Rubis Energy CEO Jean Christian Bergeron. The Kenyan government on April 13, 2022 canceled his work permit and ordered his immediate deportation, accusing him of economic sabotage,.

The government of Kenya Wednesday signed deportation papers for Rubis Energie Kenya Managing Director Jean-Christian Bergeron as it fought back against oil marketers it accused of abetting a petroleum crisis through hoarding and higher exports despite shortages in their domestic retail outlets.

High-ranking government sources told the Nation that the MD is accused of economic sabotage, a serious charge that attracts a prison term of up to 10 years as well as a Sh1 million fine. 

It was not clear if Mr Bergeron was immediately deported as per the order. Attempts by the Nation to get his comment were not successful by the time of going to press. Calls and text messages to his mobile number went unanswered.

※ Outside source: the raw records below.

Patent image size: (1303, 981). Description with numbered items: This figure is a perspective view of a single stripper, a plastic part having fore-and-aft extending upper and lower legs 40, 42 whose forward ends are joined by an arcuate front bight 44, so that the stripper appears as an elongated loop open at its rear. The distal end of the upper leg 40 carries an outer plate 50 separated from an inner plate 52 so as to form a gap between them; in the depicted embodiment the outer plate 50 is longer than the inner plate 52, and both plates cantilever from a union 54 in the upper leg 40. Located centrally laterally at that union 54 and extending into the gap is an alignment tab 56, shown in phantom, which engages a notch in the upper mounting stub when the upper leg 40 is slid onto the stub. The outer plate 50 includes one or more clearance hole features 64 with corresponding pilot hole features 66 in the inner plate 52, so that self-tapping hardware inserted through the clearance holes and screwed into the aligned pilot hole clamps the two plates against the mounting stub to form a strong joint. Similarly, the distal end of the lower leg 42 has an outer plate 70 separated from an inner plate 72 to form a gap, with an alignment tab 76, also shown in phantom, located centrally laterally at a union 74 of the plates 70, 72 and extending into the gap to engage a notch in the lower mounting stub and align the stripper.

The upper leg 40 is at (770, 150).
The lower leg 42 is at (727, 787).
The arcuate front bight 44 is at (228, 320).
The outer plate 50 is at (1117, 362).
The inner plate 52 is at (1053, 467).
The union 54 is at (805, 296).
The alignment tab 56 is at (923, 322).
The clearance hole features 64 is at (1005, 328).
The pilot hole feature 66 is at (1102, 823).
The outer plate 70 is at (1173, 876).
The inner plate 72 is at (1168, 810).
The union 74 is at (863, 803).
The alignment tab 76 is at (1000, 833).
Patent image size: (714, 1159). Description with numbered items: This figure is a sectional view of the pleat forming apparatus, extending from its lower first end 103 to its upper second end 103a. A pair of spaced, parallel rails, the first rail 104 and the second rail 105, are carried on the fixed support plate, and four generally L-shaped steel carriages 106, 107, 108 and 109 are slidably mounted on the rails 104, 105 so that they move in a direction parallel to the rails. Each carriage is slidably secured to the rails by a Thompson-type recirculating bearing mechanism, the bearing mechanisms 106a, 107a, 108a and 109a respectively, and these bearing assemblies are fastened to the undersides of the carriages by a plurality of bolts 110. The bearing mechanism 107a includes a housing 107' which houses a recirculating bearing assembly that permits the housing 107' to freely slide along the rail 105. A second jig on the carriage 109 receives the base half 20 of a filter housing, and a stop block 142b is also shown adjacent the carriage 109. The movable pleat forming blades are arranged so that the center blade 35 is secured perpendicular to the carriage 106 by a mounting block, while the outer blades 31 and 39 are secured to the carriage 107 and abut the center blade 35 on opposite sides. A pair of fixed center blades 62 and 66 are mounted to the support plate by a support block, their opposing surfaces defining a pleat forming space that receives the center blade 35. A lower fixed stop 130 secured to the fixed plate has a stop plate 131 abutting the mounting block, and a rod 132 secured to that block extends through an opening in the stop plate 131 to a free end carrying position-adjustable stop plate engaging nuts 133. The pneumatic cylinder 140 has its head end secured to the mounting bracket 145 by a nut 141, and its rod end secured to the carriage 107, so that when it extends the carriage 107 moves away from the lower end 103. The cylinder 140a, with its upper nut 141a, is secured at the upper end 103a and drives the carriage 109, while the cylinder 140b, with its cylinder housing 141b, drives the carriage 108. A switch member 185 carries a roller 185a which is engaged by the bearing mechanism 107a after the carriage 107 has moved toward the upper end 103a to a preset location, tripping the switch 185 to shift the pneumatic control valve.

Sources explained the government cracked down on Rubis which it blames for fuelling the crisis given it has a huge share of the local market. The firm is accused of blackmailing the government by demanding higher compensation yet a large consignment of its fuel had reportedly been imported before global prices shot up.  

Import quota cuts

This comes just a day after the state approved chops on the import quota allocations of select oil firms as punishment for abetting the petroleum crisis through market distortion. The Petroleum ministry on Tuesday gave a nod to the Energy and Petroleum Regulatory Authority (Epra) to punish some rogue dealers suspected to have caused an artificial shortage in the domestic market.

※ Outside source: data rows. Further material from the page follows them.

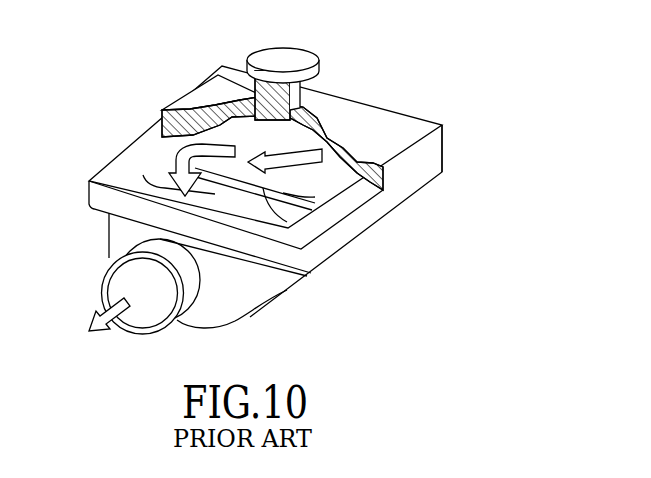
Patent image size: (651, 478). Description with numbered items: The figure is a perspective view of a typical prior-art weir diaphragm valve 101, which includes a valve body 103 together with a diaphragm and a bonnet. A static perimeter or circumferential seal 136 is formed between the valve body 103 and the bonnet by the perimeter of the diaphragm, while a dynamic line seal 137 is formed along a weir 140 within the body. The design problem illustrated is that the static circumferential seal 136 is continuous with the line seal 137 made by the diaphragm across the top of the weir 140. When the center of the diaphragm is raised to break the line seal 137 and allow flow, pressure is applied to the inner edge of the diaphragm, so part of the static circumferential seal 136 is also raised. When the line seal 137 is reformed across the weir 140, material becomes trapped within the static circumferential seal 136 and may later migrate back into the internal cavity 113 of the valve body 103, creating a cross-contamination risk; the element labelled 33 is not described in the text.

The weir diaphragm valve 101 is at (444, 86).
The static circumferential seal 136 is at (145, 150).
The cover plate 33 is at (393, 142).
The internal cavity 113 is at (197, 128).
The weir 140 is at (250, 214).
The dynamic line seal 137 is at (232, 230).
The valve body 103 is at (260, 283).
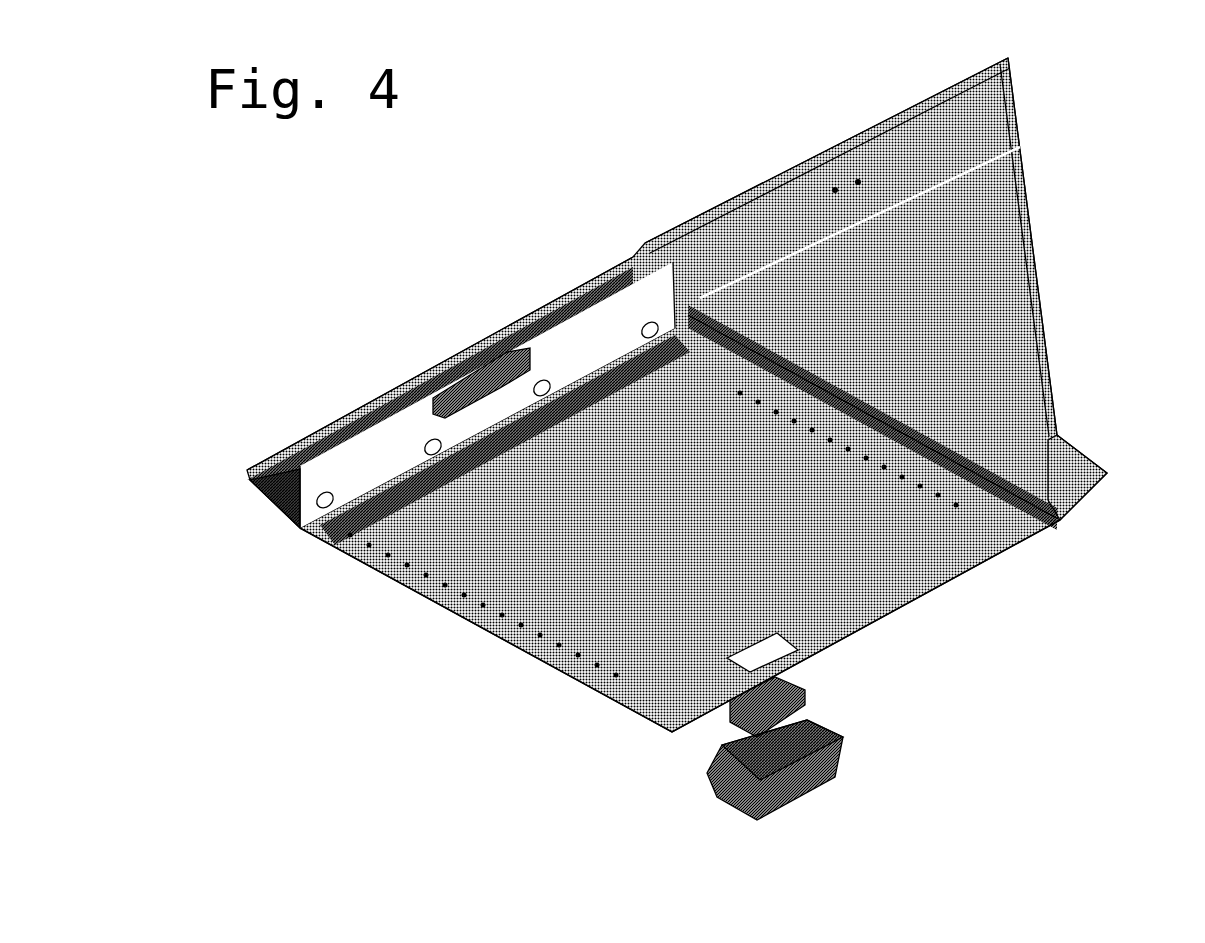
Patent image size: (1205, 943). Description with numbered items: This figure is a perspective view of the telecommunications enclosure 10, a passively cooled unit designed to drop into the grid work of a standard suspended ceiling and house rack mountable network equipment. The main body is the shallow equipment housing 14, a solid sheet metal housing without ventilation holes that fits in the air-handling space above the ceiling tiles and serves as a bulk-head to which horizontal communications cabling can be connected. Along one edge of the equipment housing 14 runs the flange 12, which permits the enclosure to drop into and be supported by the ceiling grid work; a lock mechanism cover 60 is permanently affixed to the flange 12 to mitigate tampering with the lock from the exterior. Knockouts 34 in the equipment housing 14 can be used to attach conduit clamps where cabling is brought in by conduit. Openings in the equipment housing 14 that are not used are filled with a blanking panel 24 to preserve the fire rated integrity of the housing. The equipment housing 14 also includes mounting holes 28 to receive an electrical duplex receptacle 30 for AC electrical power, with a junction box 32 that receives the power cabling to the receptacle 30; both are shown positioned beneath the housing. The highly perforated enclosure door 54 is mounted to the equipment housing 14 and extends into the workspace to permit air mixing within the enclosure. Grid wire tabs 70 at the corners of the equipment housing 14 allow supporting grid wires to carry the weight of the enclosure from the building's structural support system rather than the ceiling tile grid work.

The telecommunications enclosure 10 is at (396, 254).
The flange 12 is at (288, 463).
The equipment housing 14 is at (960, 552).
The blanking panel 24 is at (510, 460).
The mounting holes 28 is at (790, 645).
The electrical duplex receptacle 30 is at (800, 696).
The junction box 32 is at (830, 746).
The knockouts 34 is at (642, 330).
The enclosure door 54 is at (1022, 148).
The lock mechanism cover 60 is at (470, 368).
The grid wire tabs 70 is at (302, 530).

“We have reviewed your recommendations and wish to inform you that this ministry has no objection to the proposed measures. Please, expedite,” the ministry said in a letter seen by the Nation.

Epra Director-General Daniel Kiptoo, in a letter to Petroleum Principal Secretary Andrew Kamau, said the regulator had identified firms that had chosen to export fuel at the expense of local consumers.

“Epra has analysed the daily petroleum loadings over the past four weeks and noted that a number of oil marketing companies have in the period under review given priority to export loadings, while the local market was left to suffer intermittent supply,” Mr Kiptoo said in the letter dated April 12.

“Epra hereby recommends that in the allocation of capacity for the next three import cycles, key consideration should be given to reduction of capacity share for all OMCs who increased their transit volumes over and above their normal quota during the supply crisis period.”

Tough times

The ministry approved the request, setting the stage for tough times for the oil companies, including Rubis, which have been linked to the crisis.

Meanwhile, the government was yesterday caught in a dilemma on how to end the fuel crisis even as Kenyans waited with bated breath for the products’ prices as the regulator sets new rates later today. High-ranking government officials were yesterday locked in deliberations on how to price the product.

A source said unless the government intervenes with the subsidy, petrol prices could rise by up to Sh40 per litre, a change that would put the price of fuel at Sh170 up from the current Sh134.72. 

Government officials are at pains to balance the interests of Kenyans on one hand with a rise in fuel prices sure to see the cost of living rise to a new level, and the interests of oil marketing companies who are digging in and diverting their product for export.


Some sources have blamed the crisis on hoarding by some marketers seeking to sell their supplies at a higher rate to cut losses.

Epra last month increased the price of petrol and diesel by Sh5 which saw their costs jump to a historic Sh134.72 and Sh115.6 per litre, respectively, while the cost of kerosene was unchanged. It is said that consumers would have paid a record Sh155.11 for petrol, Sh143.16 for diesel and Sh130.44 for kerosene had the state not intervened. 

However, the government is aware of the serious national ramifications a steep increase in fuel prices would cause, especially just four months before the August elections. However, the subsidy kitty is running dry with government officials terming the fund “unsustainable”.

“Moving forward the situation might get out of hand. Every single month there’s going to be a need for an extra Sh10 billion, sometimes even Sh15 billion to subsidise fuel prices,” Treasury Cabinet Secretary Ukur Yatani said in an interview with NTV last week.